Many authorities accept the lenient ruling that follows Ritva’s position. The question is whether the borrower can assert (kim li) that he follows the second opinion that prohibits him from paying the interest that accrued before the loan was sold. Divrei Chaim (2:56) writes that the buyer of the loan has halachically purchased the money that was owed before the purchase. The borrower is merely trying to exempt himself from that payment with the claim that he follows the opinion that prohibits payment and collection of interest that accrued before the sale of the loan. Since halacha follows the opinion that permits collection of this interest, the borrower may not invoke the principle of kim li to cause a loss to the purchaser of the loan. Moreover, refusing to pay would violate a Biblical prohibition. One may not be stringent regarding a disputed Rabbinic prohibition against interest if it were to result in a Biblical prohibition of not paying money that is owed.
Money mattersBorrowing and Lending #3#85
Q: My friend claims that I owe him $500 for expenses on a trip that we took together. What if I claim that I covered my own expenses or reimbursed him already? What if I admit that I owe $300?
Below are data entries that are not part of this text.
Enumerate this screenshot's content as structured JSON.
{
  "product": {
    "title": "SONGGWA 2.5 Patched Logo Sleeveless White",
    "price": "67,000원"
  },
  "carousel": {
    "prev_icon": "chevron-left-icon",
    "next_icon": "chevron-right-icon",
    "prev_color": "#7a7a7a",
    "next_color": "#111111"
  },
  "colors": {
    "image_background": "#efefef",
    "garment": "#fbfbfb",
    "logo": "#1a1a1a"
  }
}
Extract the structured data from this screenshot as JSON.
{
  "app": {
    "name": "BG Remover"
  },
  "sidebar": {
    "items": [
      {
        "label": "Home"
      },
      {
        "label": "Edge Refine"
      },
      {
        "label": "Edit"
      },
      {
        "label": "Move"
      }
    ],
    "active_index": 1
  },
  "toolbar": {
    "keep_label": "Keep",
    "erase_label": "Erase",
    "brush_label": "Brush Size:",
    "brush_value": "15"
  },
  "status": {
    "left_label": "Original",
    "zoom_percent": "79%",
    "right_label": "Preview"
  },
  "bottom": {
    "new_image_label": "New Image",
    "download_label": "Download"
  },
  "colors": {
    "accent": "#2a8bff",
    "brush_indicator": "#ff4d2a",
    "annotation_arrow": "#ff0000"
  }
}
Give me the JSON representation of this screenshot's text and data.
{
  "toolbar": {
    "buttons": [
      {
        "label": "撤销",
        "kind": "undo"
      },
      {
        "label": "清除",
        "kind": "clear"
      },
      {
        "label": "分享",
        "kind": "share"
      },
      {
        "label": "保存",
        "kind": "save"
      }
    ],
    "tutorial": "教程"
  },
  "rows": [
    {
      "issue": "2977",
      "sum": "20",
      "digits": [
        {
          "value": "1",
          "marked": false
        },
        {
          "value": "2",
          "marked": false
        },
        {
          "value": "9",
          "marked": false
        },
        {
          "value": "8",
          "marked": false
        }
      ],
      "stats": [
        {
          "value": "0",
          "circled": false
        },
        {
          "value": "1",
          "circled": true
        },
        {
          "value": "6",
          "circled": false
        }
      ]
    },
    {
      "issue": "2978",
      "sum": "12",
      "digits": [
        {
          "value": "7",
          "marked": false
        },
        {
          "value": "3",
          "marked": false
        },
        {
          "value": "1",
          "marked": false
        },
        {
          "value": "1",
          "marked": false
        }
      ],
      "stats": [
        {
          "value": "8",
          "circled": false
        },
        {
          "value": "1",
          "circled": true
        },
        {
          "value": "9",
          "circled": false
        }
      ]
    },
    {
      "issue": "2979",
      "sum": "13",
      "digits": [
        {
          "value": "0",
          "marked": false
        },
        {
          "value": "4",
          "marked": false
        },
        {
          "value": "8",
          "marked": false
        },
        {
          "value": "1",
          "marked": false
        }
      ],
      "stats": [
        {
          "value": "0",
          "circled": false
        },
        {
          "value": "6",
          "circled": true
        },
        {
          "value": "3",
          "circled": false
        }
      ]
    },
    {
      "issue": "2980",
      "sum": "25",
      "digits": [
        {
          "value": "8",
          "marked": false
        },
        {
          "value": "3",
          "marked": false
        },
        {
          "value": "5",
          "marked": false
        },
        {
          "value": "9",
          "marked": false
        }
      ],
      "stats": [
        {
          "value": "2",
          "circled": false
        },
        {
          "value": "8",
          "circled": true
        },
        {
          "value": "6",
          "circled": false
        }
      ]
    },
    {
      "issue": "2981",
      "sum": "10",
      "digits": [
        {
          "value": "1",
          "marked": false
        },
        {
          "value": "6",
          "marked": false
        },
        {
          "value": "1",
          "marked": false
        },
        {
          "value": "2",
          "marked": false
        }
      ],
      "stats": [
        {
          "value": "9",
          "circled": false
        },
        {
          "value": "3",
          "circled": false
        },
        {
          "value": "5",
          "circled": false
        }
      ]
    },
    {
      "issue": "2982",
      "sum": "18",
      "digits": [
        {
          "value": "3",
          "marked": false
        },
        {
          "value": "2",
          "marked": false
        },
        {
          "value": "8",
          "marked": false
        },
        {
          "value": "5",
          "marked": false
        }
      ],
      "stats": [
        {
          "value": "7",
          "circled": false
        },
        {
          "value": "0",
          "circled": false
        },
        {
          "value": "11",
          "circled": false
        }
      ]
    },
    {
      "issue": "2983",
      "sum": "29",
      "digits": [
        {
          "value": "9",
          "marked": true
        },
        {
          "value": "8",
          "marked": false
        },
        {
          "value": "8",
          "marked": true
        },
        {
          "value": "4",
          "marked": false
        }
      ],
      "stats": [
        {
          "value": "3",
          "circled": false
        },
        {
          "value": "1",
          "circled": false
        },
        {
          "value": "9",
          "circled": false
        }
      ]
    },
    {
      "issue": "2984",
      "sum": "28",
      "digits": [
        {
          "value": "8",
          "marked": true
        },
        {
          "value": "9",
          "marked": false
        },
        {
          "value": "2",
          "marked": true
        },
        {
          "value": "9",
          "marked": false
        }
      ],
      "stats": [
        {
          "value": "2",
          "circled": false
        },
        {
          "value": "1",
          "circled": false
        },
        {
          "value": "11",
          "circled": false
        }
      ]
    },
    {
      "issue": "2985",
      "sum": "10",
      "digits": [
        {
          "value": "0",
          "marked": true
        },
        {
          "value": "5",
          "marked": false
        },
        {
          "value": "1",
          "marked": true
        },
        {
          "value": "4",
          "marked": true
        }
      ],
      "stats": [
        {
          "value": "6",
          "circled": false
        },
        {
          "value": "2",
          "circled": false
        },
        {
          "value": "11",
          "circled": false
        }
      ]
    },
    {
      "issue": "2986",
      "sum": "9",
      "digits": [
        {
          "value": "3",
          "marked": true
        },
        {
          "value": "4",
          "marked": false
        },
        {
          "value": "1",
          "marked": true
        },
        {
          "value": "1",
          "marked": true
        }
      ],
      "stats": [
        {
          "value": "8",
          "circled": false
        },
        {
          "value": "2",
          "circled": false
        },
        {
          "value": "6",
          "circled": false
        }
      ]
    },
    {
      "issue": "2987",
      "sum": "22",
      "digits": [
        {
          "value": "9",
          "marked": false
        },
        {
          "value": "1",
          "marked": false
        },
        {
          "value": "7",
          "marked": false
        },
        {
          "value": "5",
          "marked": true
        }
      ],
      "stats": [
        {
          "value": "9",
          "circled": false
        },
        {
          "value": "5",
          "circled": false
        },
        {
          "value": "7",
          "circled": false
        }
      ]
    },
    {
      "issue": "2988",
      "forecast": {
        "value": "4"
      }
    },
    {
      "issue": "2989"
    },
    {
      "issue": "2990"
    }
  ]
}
A: The first cases are ones of denial (kofer hakol). Since you are in possession of the money, the burden of the proof is on the plaintiff (hamotzi meichaveiro alav hare’aya). Therefore, you are exempt unless your friend can prove that you owe him. However, Chazal require you to take a simple oath (shevuas heses) that you do not owe him (C.M. 75:7).
The last case is one of partial admission (modeh b’miktzas); you admit $300 of the $500 claim. This is one of the three instances in which the Torah obligates an oath. Thus, you must take a severe oath that you owe only $300, and would only then be exempt from the remaining $200 (75:2).
Nowadays, we strongly discourage taking oaths; beis din would encourage a compromise in lieu of the oath. In the first case of a simple oath, it would be tilted in your favor, whereas in the latter case of a severe oath, it would be tilted in your friend’s direction.